# Great pictures using just a reflector



## MikeBrehaut (Feb 24, 2014)

Hi everyone.

I've made a short video tutorial on how to use a reflector.  Natural light is one of the best kinds to use and with a simple reflector you can really lift your pics.






Cheers
Mike


----------



## Rosy (Feb 24, 2014)

Another great tutorial Mike, thanks AGAIN!!


----------



## MikeBrehaut (Feb 25, 2014)

Cheers Rosy


----------



## mmaria (Feb 25, 2014)

I was ready to like it even without looking at it... 
I'm at work so I watched this without the tone... you may be saying something completely wrong though


----------



## MikeBrehaut (Feb 25, 2014)

Thanks Maria, many people wish they could turn the sound off with me


----------



## fokker (Feb 25, 2014)

Great vid, thanks for sharing.


----------



## Braineack (Feb 25, 2014)

Ask your models to look a little bit more pleased to stand there next to you!
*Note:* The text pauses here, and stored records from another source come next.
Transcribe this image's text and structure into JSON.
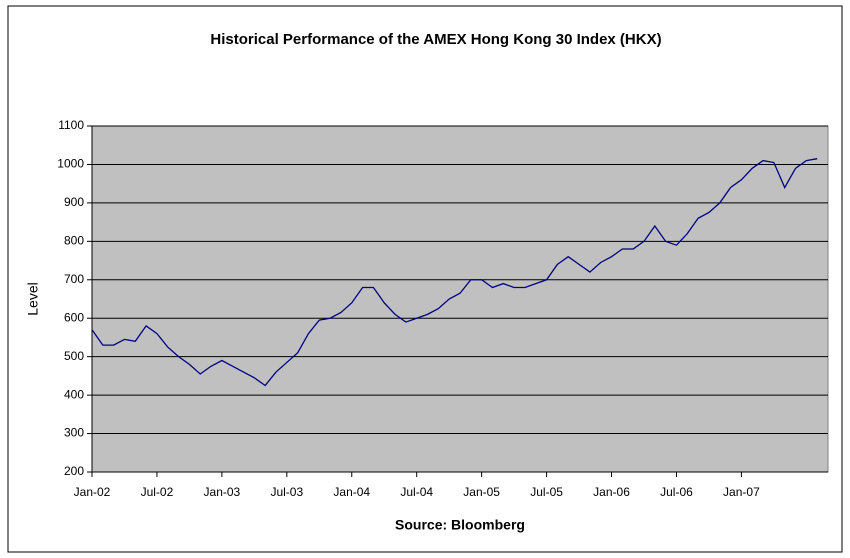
{
  "chart_data": {
    "type": "line",
    "title": "Historical Performance of the AMEX Hong Kong 30 Index (HKX)",
    "y_label": "Level",
    "x_label": "Source: Bloomberg",
    "categories": [
      "Jan-02",
      null,
      null,
      null,
      null,
      null,
      "Jul-02",
      null,
      null,
      null,
      null,
      null,
      "Jan-03",
      null,
      null,
      null,
      null,
      null,
      "Jul-03",
      null,
      null,
      null,
      null,
      null,
      "Jan-04",
      null,
      null,
      null,
      null,
      null,
      "Jul-04",
      null,
      null,
      null,
      null,
      null,
      "Jan-05",
      null,
      null,
      null,
      null,
      null,
      "Jul-05",
      null,
      null,
      null,
      null,
      null,
      "Jan-06",
      null,
      null,
      null,
      null,
      null,
      "Jul-06",
      null,
      null,
      null,
      null,
      null,
      "Jan-07",
      null,
      null,
      null,
      null,
      null,
      null,
      null
    ],
    "series": [
      {
        "name": "HKX",
        "color": "#000080",
        "values": [
          570,
          530,
          530,
          545,
          540,
          580,
          560,
          525,
          500,
          480,
          455,
          475,
          490,
          475,
          460,
          445,
          425,
          460,
          485,
          510,
          560,
          595,
          600,
          615,
          640,
          680,
          680,
          640,
          610,
          590,
          600,
          610,
          625,
          650,
          665,
          700,
          700,
          680,
          690,
          680,
          680,
          690,
          700,
          740,
          760,
          740,
          720,
          745,
          760,
          780,
          780,
          800,
          840,
          800,
          790,
          820,
          860,
          875,
          900,
          940,
          960,
          990,
          1010,
          1005,
          940,
          990,
          1010,
          1015
        ]
      }
    ],
    "ylim": [
      200,
      1100
    ],
    "yticks": [
      200,
      300,
      400,
      500,
      600,
      700,
      800,
      900,
      1000,
      1100
    ],
    "grid": true,
    "plot_background": "#c0c0c0"
  }
}
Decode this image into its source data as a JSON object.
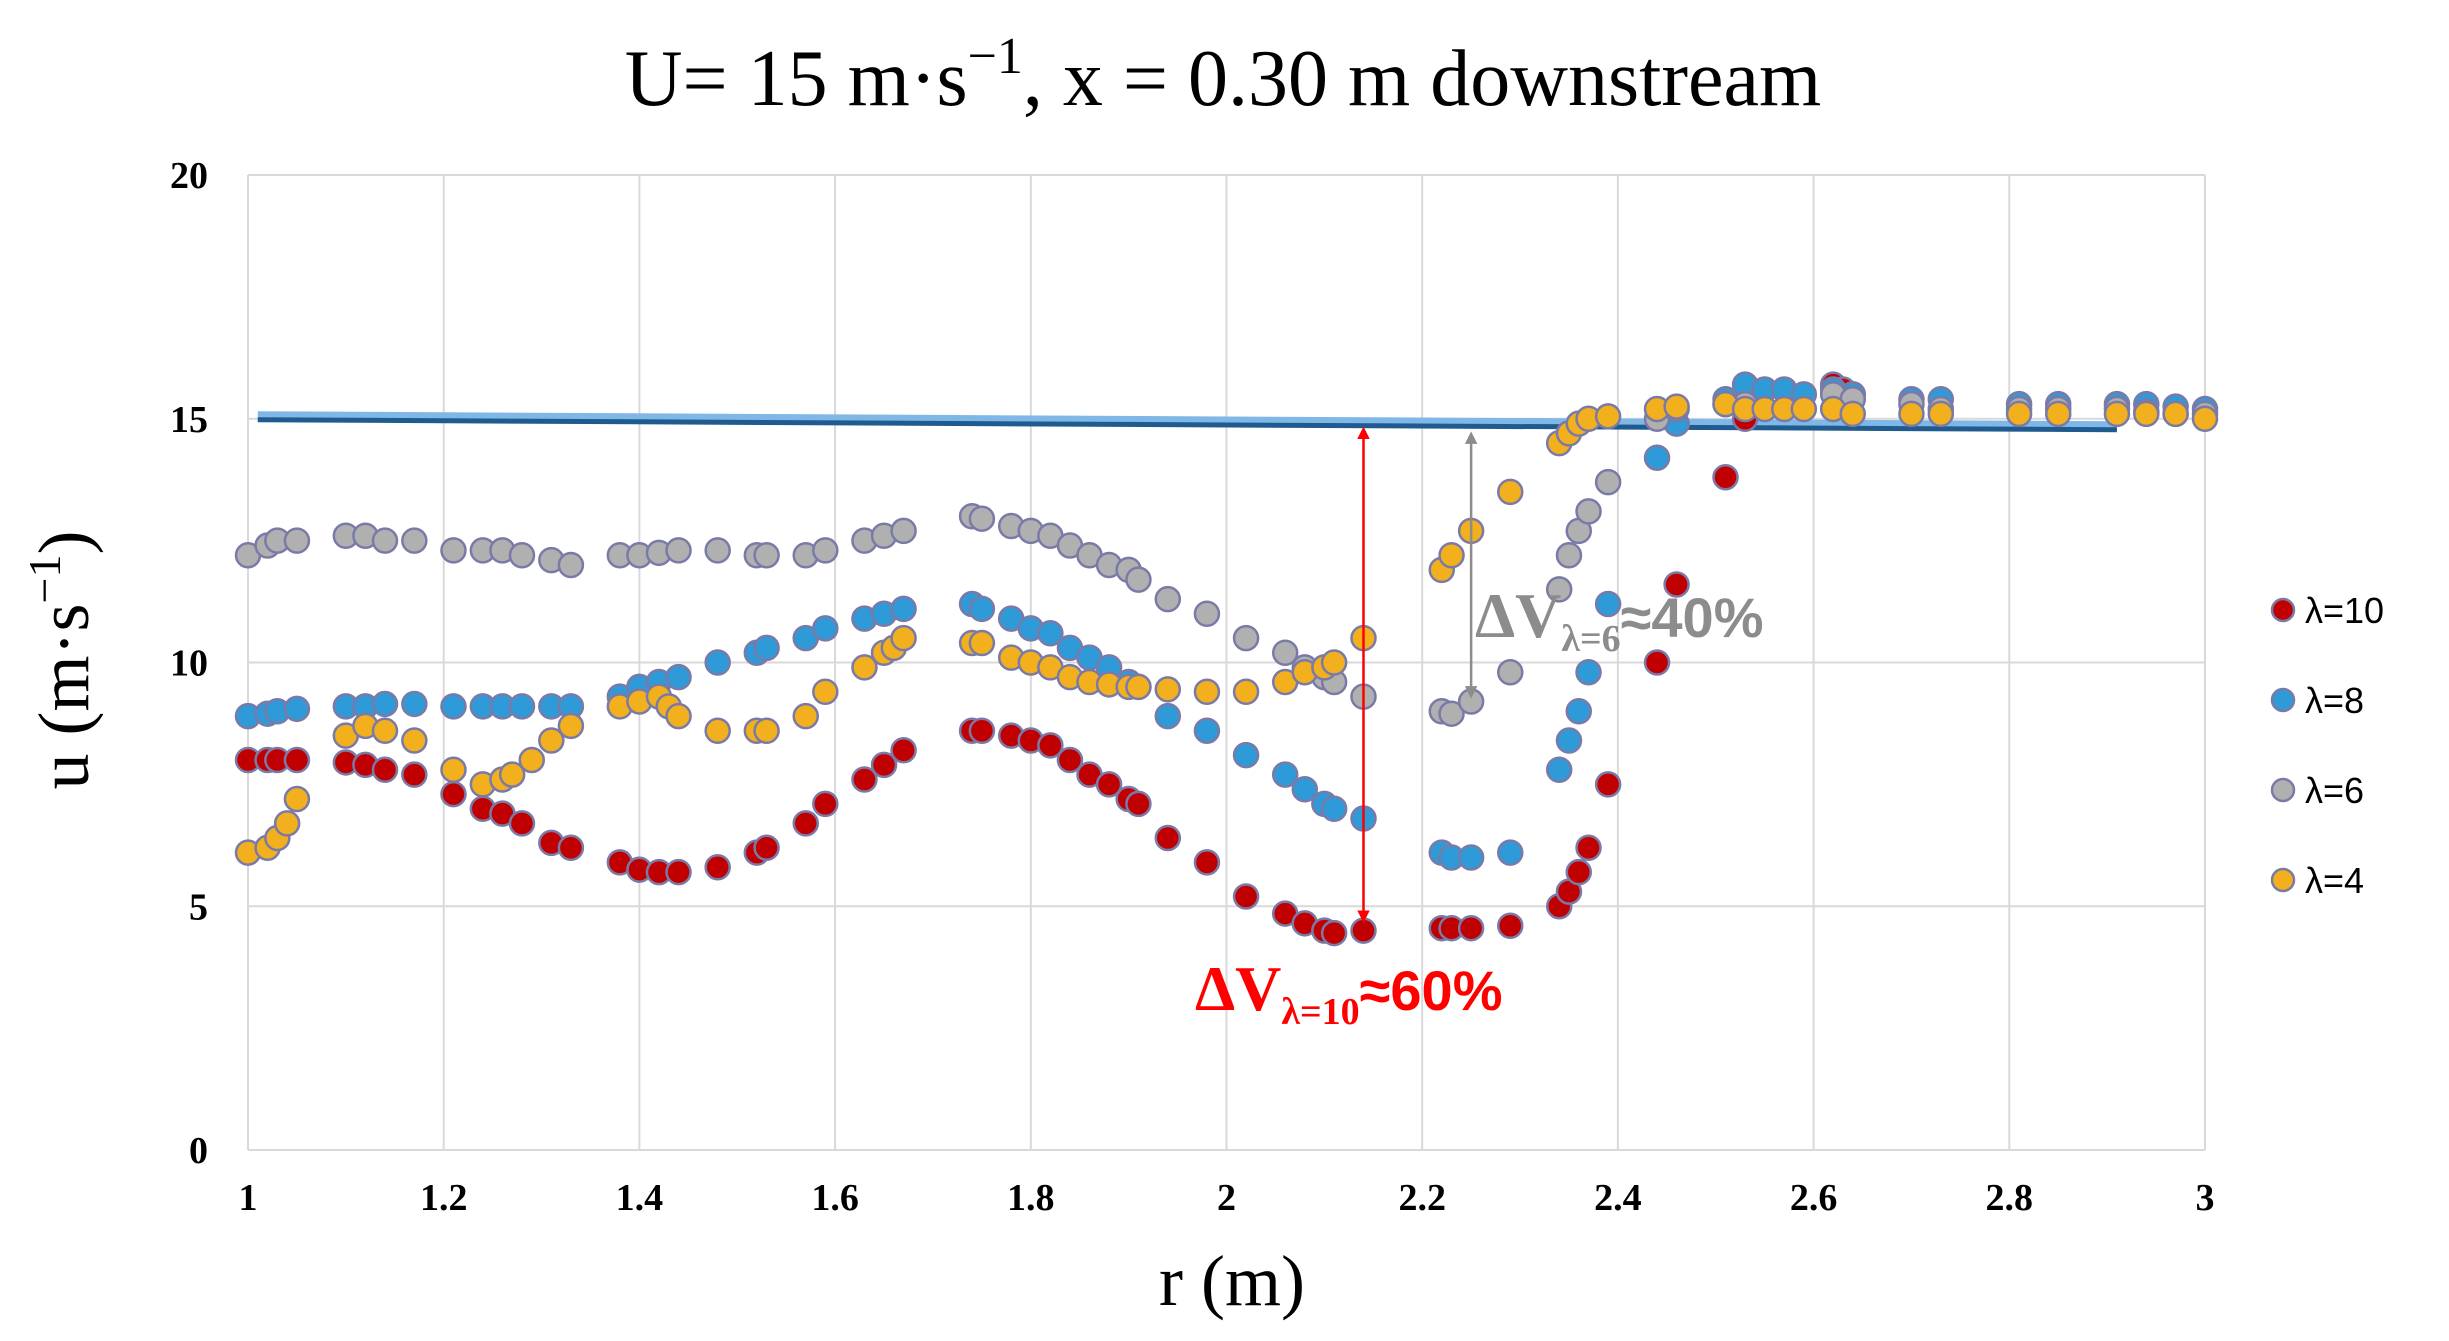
{
  "chart_data": {
    "type": "scatter",
    "title_parts": {
      "pre": "U= 15 m·s",
      "sup": "−1",
      "post": ", x = 0.30 m downstream"
    },
    "xlabel": "r (m)",
    "ylabel_parts": {
      "pre": "u (m·s",
      "sup": "−1",
      "post": ")"
    },
    "xlim": [
      1,
      3
    ],
    "ylim": [
      0,
      20
    ],
    "x_ticks": [
      "1",
      "1.2",
      "1.4",
      "1.6",
      "1.8",
      "2",
      "2.2",
      "2.4",
      "2.6",
      "2.8",
      "3"
    ],
    "y_ticks": [
      "0",
      "5",
      "10",
      "15",
      "20"
    ],
    "grid": true,
    "legend_position": "right",
    "reference_line": {
      "y": 15,
      "x_start": 1.01,
      "x_end": 2.91,
      "color": "#2e75b6"
    },
    "series": [
      {
        "name": "λ=10",
        "color": "#c00000",
        "points": [
          [
            1.0,
            8.0
          ],
          [
            1.02,
            8.0
          ],
          [
            1.03,
            8.0
          ],
          [
            1.05,
            8.0
          ],
          [
            1.1,
            7.95
          ],
          [
            1.12,
            7.9
          ],
          [
            1.14,
            7.8
          ],
          [
            1.17,
            7.7
          ],
          [
            1.21,
            7.3
          ],
          [
            1.24,
            7.0
          ],
          [
            1.26,
            6.9
          ],
          [
            1.28,
            6.7
          ],
          [
            1.31,
            6.3
          ],
          [
            1.33,
            6.2
          ],
          [
            1.38,
            5.9
          ],
          [
            1.4,
            5.75
          ],
          [
            1.42,
            5.7
          ],
          [
            1.44,
            5.7
          ],
          [
            1.48,
            5.8
          ],
          [
            1.52,
            6.1
          ],
          [
            1.53,
            6.2
          ],
          [
            1.57,
            6.7
          ],
          [
            1.59,
            7.1
          ],
          [
            1.63,
            7.6
          ],
          [
            1.65,
            7.9
          ],
          [
            1.67,
            8.2
          ],
          [
            1.74,
            8.6
          ],
          [
            1.75,
            8.6
          ],
          [
            1.78,
            8.5
          ],
          [
            1.8,
            8.4
          ],
          [
            1.82,
            8.3
          ],
          [
            1.84,
            8.0
          ],
          [
            1.86,
            7.7
          ],
          [
            1.88,
            7.5
          ],
          [
            1.9,
            7.2
          ],
          [
            1.91,
            7.1
          ],
          [
            1.94,
            6.4
          ],
          [
            1.98,
            5.9
          ],
          [
            2.02,
            5.2
          ],
          [
            2.06,
            4.85
          ],
          [
            2.08,
            4.65
          ],
          [
            2.1,
            4.5
          ],
          [
            2.11,
            4.45
          ],
          [
            2.14,
            4.5
          ],
          [
            2.22,
            4.55
          ],
          [
            2.23,
            4.55
          ],
          [
            2.25,
            4.55
          ],
          [
            2.29,
            4.6
          ],
          [
            2.34,
            5.0
          ],
          [
            2.35,
            5.3
          ],
          [
            2.36,
            5.7
          ],
          [
            2.37,
            6.2
          ],
          [
            2.39,
            7.5
          ],
          [
            2.44,
            10.0
          ],
          [
            2.46,
            11.6
          ],
          [
            2.51,
            13.8
          ],
          [
            2.53,
            15.0
          ],
          [
            2.62,
            15.7
          ],
          [
            2.63,
            15.6
          ],
          [
            2.64,
            15.5
          ]
        ]
      },
      {
        "name": "λ=8",
        "color": "#2e9ad8",
        "points": [
          [
            1.0,
            8.9
          ],
          [
            1.02,
            8.95
          ],
          [
            1.03,
            9.0
          ],
          [
            1.05,
            9.05
          ],
          [
            1.1,
            9.1
          ],
          [
            1.12,
            9.1
          ],
          [
            1.14,
            9.15
          ],
          [
            1.17,
            9.15
          ],
          [
            1.21,
            9.1
          ],
          [
            1.24,
            9.1
          ],
          [
            1.26,
            9.1
          ],
          [
            1.28,
            9.1
          ],
          [
            1.31,
            9.1
          ],
          [
            1.33,
            9.1
          ],
          [
            1.38,
            9.3
          ],
          [
            1.4,
            9.5
          ],
          [
            1.42,
            9.6
          ],
          [
            1.44,
            9.7
          ],
          [
            1.48,
            10.0
          ],
          [
            1.52,
            10.2
          ],
          [
            1.53,
            10.3
          ],
          [
            1.57,
            10.5
          ],
          [
            1.59,
            10.7
          ],
          [
            1.63,
            10.9
          ],
          [
            1.65,
            11.0
          ],
          [
            1.67,
            11.1
          ],
          [
            1.74,
            11.2
          ],
          [
            1.75,
            11.1
          ],
          [
            1.78,
            10.9
          ],
          [
            1.8,
            10.7
          ],
          [
            1.82,
            10.6
          ],
          [
            1.84,
            10.3
          ],
          [
            1.86,
            10.1
          ],
          [
            1.88,
            9.9
          ],
          [
            1.9,
            9.6
          ],
          [
            1.91,
            9.5
          ],
          [
            1.94,
            8.9
          ],
          [
            1.98,
            8.6
          ],
          [
            2.02,
            8.1
          ],
          [
            2.06,
            7.7
          ],
          [
            2.08,
            7.4
          ],
          [
            2.1,
            7.1
          ],
          [
            2.11,
            7.0
          ],
          [
            2.14,
            6.8
          ],
          [
            2.22,
            6.1
          ],
          [
            2.23,
            6.0
          ],
          [
            2.25,
            6.0
          ],
          [
            2.29,
            6.1
          ],
          [
            2.34,
            7.8
          ],
          [
            2.35,
            8.4
          ],
          [
            2.36,
            9.0
          ],
          [
            2.37,
            9.8
          ],
          [
            2.39,
            11.2
          ],
          [
            2.44,
            14.2
          ],
          [
            2.46,
            14.9
          ],
          [
            2.51,
            15.4
          ],
          [
            2.53,
            15.7
          ],
          [
            2.55,
            15.6
          ],
          [
            2.57,
            15.6
          ],
          [
            2.59,
            15.5
          ],
          [
            2.62,
            15.6
          ],
          [
            2.64,
            15.5
          ],
          [
            2.7,
            15.4
          ],
          [
            2.73,
            15.4
          ],
          [
            2.81,
            15.3
          ],
          [
            2.85,
            15.3
          ],
          [
            2.91,
            15.3
          ],
          [
            2.94,
            15.3
          ],
          [
            2.97,
            15.25
          ],
          [
            3.0,
            15.2
          ]
        ]
      },
      {
        "name": "λ=6",
        "color": "#b0b0b0",
        "points": [
          [
            1.0,
            12.2
          ],
          [
            1.02,
            12.4
          ],
          [
            1.03,
            12.5
          ],
          [
            1.05,
            12.5
          ],
          [
            1.1,
            12.6
          ],
          [
            1.12,
            12.6
          ],
          [
            1.14,
            12.5
          ],
          [
            1.17,
            12.5
          ],
          [
            1.21,
            12.3
          ],
          [
            1.24,
            12.3
          ],
          [
            1.26,
            12.3
          ],
          [
            1.28,
            12.2
          ],
          [
            1.31,
            12.1
          ],
          [
            1.33,
            12.0
          ],
          [
            1.38,
            12.2
          ],
          [
            1.4,
            12.2
          ],
          [
            1.42,
            12.25
          ],
          [
            1.44,
            12.3
          ],
          [
            1.48,
            12.3
          ],
          [
            1.52,
            12.2
          ],
          [
            1.53,
            12.2
          ],
          [
            1.57,
            12.2
          ],
          [
            1.59,
            12.3
          ],
          [
            1.63,
            12.5
          ],
          [
            1.65,
            12.6
          ],
          [
            1.67,
            12.7
          ],
          [
            1.74,
            13.0
          ],
          [
            1.75,
            12.95
          ],
          [
            1.78,
            12.8
          ],
          [
            1.8,
            12.7
          ],
          [
            1.82,
            12.6
          ],
          [
            1.84,
            12.4
          ],
          [
            1.86,
            12.2
          ],
          [
            1.88,
            12.0
          ],
          [
            1.9,
            11.9
          ],
          [
            1.91,
            11.7
          ],
          [
            1.94,
            11.3
          ],
          [
            1.98,
            11.0
          ],
          [
            2.02,
            10.5
          ],
          [
            2.06,
            10.2
          ],
          [
            2.08,
            9.9
          ],
          [
            2.1,
            9.7
          ],
          [
            2.11,
            9.6
          ],
          [
            2.14,
            9.3
          ],
          [
            2.22,
            9.0
          ],
          [
            2.23,
            8.95
          ],
          [
            2.25,
            9.2
          ],
          [
            2.29,
            9.8
          ],
          [
            2.34,
            11.5
          ],
          [
            2.35,
            12.2
          ],
          [
            2.36,
            12.7
          ],
          [
            2.37,
            13.1
          ],
          [
            2.39,
            13.7
          ],
          [
            2.44,
            15.0
          ],
          [
            2.46,
            15.2
          ],
          [
            2.51,
            15.3
          ],
          [
            2.53,
            15.3
          ],
          [
            2.62,
            15.5
          ],
          [
            2.64,
            15.4
          ],
          [
            2.7,
            15.3
          ],
          [
            2.73,
            15.2
          ],
          [
            2.81,
            15.2
          ],
          [
            2.85,
            15.2
          ],
          [
            2.91,
            15.2
          ],
          [
            2.94,
            15.15
          ],
          [
            2.97,
            15.1
          ],
          [
            3.0,
            15.1
          ]
        ]
      },
      {
        "name": "λ=4",
        "color": "#f2b01e",
        "points": [
          [
            1.0,
            6.1
          ],
          [
            1.02,
            6.2
          ],
          [
            1.03,
            6.4
          ],
          [
            1.04,
            6.7
          ],
          [
            1.05,
            7.2
          ],
          [
            1.1,
            8.5
          ],
          [
            1.12,
            8.7
          ],
          [
            1.14,
            8.6
          ],
          [
            1.17,
            8.4
          ],
          [
            1.21,
            7.8
          ],
          [
            1.24,
            7.5
          ],
          [
            1.26,
            7.6
          ],
          [
            1.27,
            7.7
          ],
          [
            1.29,
            8.0
          ],
          [
            1.31,
            8.4
          ],
          [
            1.33,
            8.7
          ],
          [
            1.38,
            9.1
          ],
          [
            1.4,
            9.2
          ],
          [
            1.42,
            9.3
          ],
          [
            1.43,
            9.1
          ],
          [
            1.44,
            8.9
          ],
          [
            1.48,
            8.6
          ],
          [
            1.52,
            8.6
          ],
          [
            1.53,
            8.6
          ],
          [
            1.57,
            8.9
          ],
          [
            1.59,
            9.4
          ],
          [
            1.63,
            9.9
          ],
          [
            1.65,
            10.2
          ],
          [
            1.66,
            10.3
          ],
          [
            1.67,
            10.5
          ],
          [
            1.74,
            10.4
          ],
          [
            1.75,
            10.4
          ],
          [
            1.78,
            10.1
          ],
          [
            1.8,
            10.0
          ],
          [
            1.82,
            9.9
          ],
          [
            1.84,
            9.7
          ],
          [
            1.86,
            9.6
          ],
          [
            1.88,
            9.55
          ],
          [
            1.9,
            9.5
          ],
          [
            1.91,
            9.5
          ],
          [
            1.94,
            9.45
          ],
          [
            1.98,
            9.4
          ],
          [
            2.02,
            9.4
          ],
          [
            2.06,
            9.6
          ],
          [
            2.08,
            9.8
          ],
          [
            2.1,
            9.9
          ],
          [
            2.11,
            10.0
          ],
          [
            2.14,
            10.5
          ],
          [
            2.22,
            11.9
          ],
          [
            2.23,
            12.2
          ],
          [
            2.25,
            12.7
          ],
          [
            2.29,
            13.5
          ],
          [
            2.34,
            14.5
          ],
          [
            2.35,
            14.7
          ],
          [
            2.36,
            14.9
          ],
          [
            2.37,
            15.0
          ],
          [
            2.39,
            15.05
          ],
          [
            2.44,
            15.2
          ],
          [
            2.46,
            15.25
          ],
          [
            2.51,
            15.3
          ],
          [
            2.53,
            15.2
          ],
          [
            2.55,
            15.2
          ],
          [
            2.57,
            15.2
          ],
          [
            2.59,
            15.2
          ],
          [
            2.62,
            15.2
          ],
          [
            2.64,
            15.1
          ],
          [
            2.7,
            15.1
          ],
          [
            2.73,
            15.1
          ],
          [
            2.81,
            15.1
          ],
          [
            2.85,
            15.1
          ],
          [
            2.91,
            15.1
          ],
          [
            2.94,
            15.1
          ],
          [
            2.97,
            15.1
          ],
          [
            3.0,
            15.0
          ]
        ]
      }
    ],
    "annotations": [
      {
        "label": "ΔV",
        "sub": "λ=10",
        "value": "≈60%",
        "color": "#ff0000",
        "arrow_x": 2.14,
        "arrow_y1": 15.0,
        "arrow_y2": 4.5
      },
      {
        "label": "ΔV",
        "sub": "λ=6",
        "value": "≈40%",
        "color": "#8c8c8c",
        "arrow_x": 2.25,
        "arrow_y1": 14.9,
        "arrow_y2": 9.1
      }
    ]
  }
}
otherwise good job as normal.  I like the comparison between the white and gold reflectors, but where's the comparison without a reflector at all?


----------



## EOV (Feb 25, 2014)

Mike, another great video. I agree with Braineack on this one. This is the second of your videos that I have watched of yours with the same model looking very unenthusiastic. Thanks for sharing with us.


----------



## MikeBrehaut (Feb 25, 2014)

Cheers, yes I should have shown the before.  Re the model, It may have been the 5th or 6th take so maybe she was bored waiting for me to get it right!  I'll address this with a big stick next time


----------



## Braineack (Feb 25, 2014)

Need a fluffer.


----------



## MikeBrehaut (Feb 25, 2014)

Cheers, I fluff my lines enough for both of us


----------